Opinions, Humeurs et Géopolitique

Le blog de Francis Laloupo

Le mur de Ben Ali

J’ai entendu quelques commentateurs avancer que la chute de Ben Ali en Tunisie agissait, pour les peuples arabes, comme la chute du Mur de Berlin ailleurs… Pourquoi pas ?… Cela m’amène à faire un point sur le fameux « effet domino » dont on parle sur toutes les ondes françaises. Un « effet domino » que pourrait produire la révolution tunisienne en Afrique et dans le monde arabe. Tout d’abord, l’observation et l’expérience des événements politiques nous ont appris qu’il n’existe pas de reproduction mécanique ou mimétique des faits en des lieux géographiques différents. Et ce, même si l’on observe des effets d’entraînement ou des mécanismes de déclenchement similaires… On l’a vu en Afrique subsaharienne. L’on avait cru à tort, avec le fameux « vent de l’Est » à la fin des années 80, que le processus de démocratisation allait produire les mêmes résultats sur l’ensemble de cette région, comme une onde de choc, dans un parcours logique et linéaire. Vingt ans après, le bilan montre l’extrême disparité des situations, due, principalement, à l’histoire politique spécifique et aux nuances territoriales et culturelles des différents pays.

Autre précision à propos de l’effet domino, sur l’ensemble de l’Afrique, de la révolution tunisienne. Ceux qui posent la question ainsi, se trompent en inversant la réalité historique. Les premières grandes révolutions démocratiques post-Guerre froide ont eu lieu en Afrique subsaharienne, et ce processus, même inachevé, est devenu irréversible dans la grande majorité de pays au sud du Sahara. En réalité, la question que les observateurs et autres analystes se posaient depuis vingt ans, était de savoir si ce « renouveau démocratique » n’allait pas se cantonner dans cette partie de l’Afrique, sans jamais franchir, vers le nord, la frontière de sable du Sahara. Certains n’ont pas hésité à affirmer, régulièrement, depuis vingt ans, que les pays arabes du Maghreb étaient imperméables à la démocratie. Raisons invoquées : ces sociétés seraient d’essence féodale, et les peuples seraient eux-mêmes, « par nature » attachés à une organisation hiérarchisée de la société fondée sur le primat de la force et la loi du commandeur. De plus, concluait-on, la démocratie ne serait pas soluble dans l’islam. Je pourrais décliner à l’infini toutes ces « analyses » énoncées depuis 20 ans sur cette soi-disant spécificité arabo-musulmane. Et il n’est pas hasardeux de dire que cette vision du monde arabe a conduit, récemment, nombre de pays à mésestimer les objectifs de la révolution qui s’est produite en Tunisie.

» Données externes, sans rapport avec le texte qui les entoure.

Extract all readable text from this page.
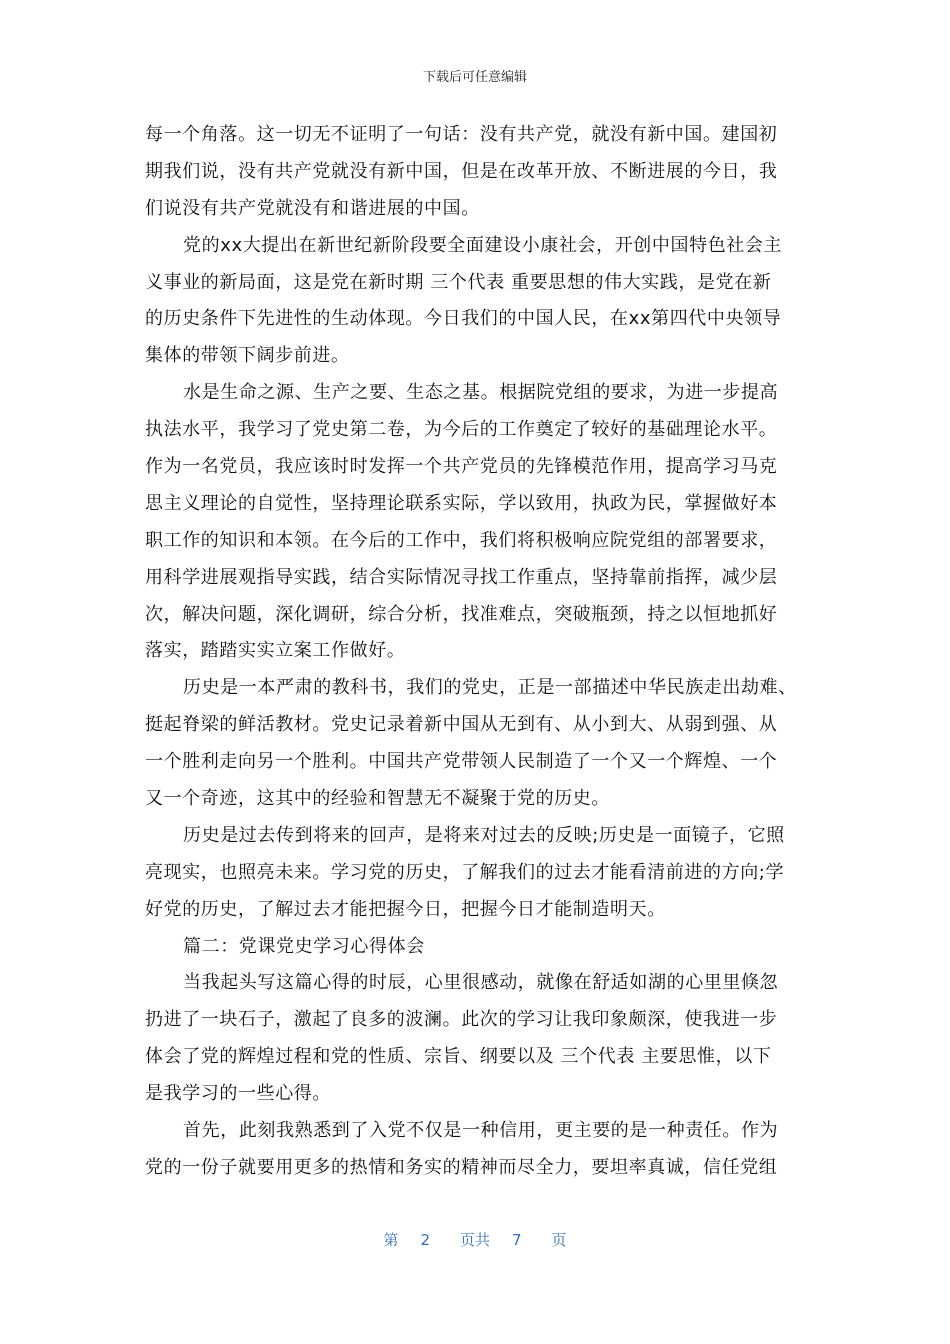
下载后可任意编辑
每一个角落。这一切无不证明了一句话：没有共产党，就没有新中国。建国初
期我们说，没有共产党就没有新中国，但是在改革开放、不断进展的今日，我
们说没有共产党就没有和谐进展的中国。
党的xx大提出在新世纪新阶段要全面建设小康社会，开创中国特色社会主
义事业的新局面，这是党在新时期 三个代表 重要思想的伟大实践，是党在新
的历史条件下先进性的生动体现。今日我们的中国人民，在xx第四代中央领导
集体的带领下阔步前进。
水是生命之源、生产之要、生态之基。根据院党组的要求，为进一步提高
执法水平，我学习了党史第二卷，为今后的工作奠定了较好的基础理论水平。
作为一名党员，我应该时时发挥一个共产党员的先锋模范作用，提高学习马克
思主义理论的自觉性，坚持理论联系实际，学以致用，执政为民，掌握做好本
职工作的知识和本领。在今后的工作中，我们将积极响应院党组的部署要求，
用科学进展观指导实践，结合实际情况寻找工作重点，坚持靠前指挥，减少层
次，解决问题，深化调研，综合分析，找准难点，突破瓶颈，持之以恒地抓好
落实，踏踏实实立案工作做好。
历史是一本严肃的教科书，我们的党史，正是一部描述中华民族走出劫难、
挺起脊梁的鲜活教材。党史记录着新中国从无到有、从小到大、从弱到强、从
一个胜利走向另一个胜利。中国共产党带领人民制造了一个又一个辉煌、一个
又一个奇迹，这其中的经验和智慧无不凝聚于党的历史。
历史是过去传到将来的回声，是将来对过去的反映;历史是一面镜子，它照
亮现实，也照亮未来。学习党的历史，了解我们的过去才能看清前进的方向;学
好党的历史，了解过去才能把握今日，把握今日才能制造明天。
篇二：党课党史学习心得体会
当我起头写这篇心得的时辰，心里很感动，就像在舒适如湖的心里里倏忽
扔进了一块石子，激起了良多的波澜。此次的学习让我印象颇深，使我进一步
体会了党的辉煌过程和党的性质、宗旨、纲要以及 三个代表 主要思惟，以下
是我学习的一些心得。
首先，此刻我熟悉到了入党不仅是一种信用，更主要的是一种责任。作为
党的一份子就要用更多的热情和务实的精神而尽全力，要坦率真诚，信任党组
第 2 页共 7 页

La vraie révolution aujourd’hui, est bien celle-ci : ce qui s’est produit dans nombre de pays africains – et souvent ignoré ou mal connu par les opinions extra-africaines – advient aussi, vingt ans après au Maghreb, comme un démenti cinglant à tous les chantres d’un improbable déterminisme. Ce que nous enseignent les événements de Tunisie, et, en ce moment même, d’Egypte, c’est bien ce que nous ne cessons de dire et répéter depuis des lustres : l’aspiration à la liberté, loin d’être un luxe pour une partie de la planète, est, irréductiblement, une donnée partagée par l’ensemble de l’humanité. Et les changements en cours en Afrique sub-saharienne depuis vingt ans, et aujourd’hui dans la région du Maghreb, est tout simplement et définitivement humain. Tous, nous devrons désormais nous y habituer.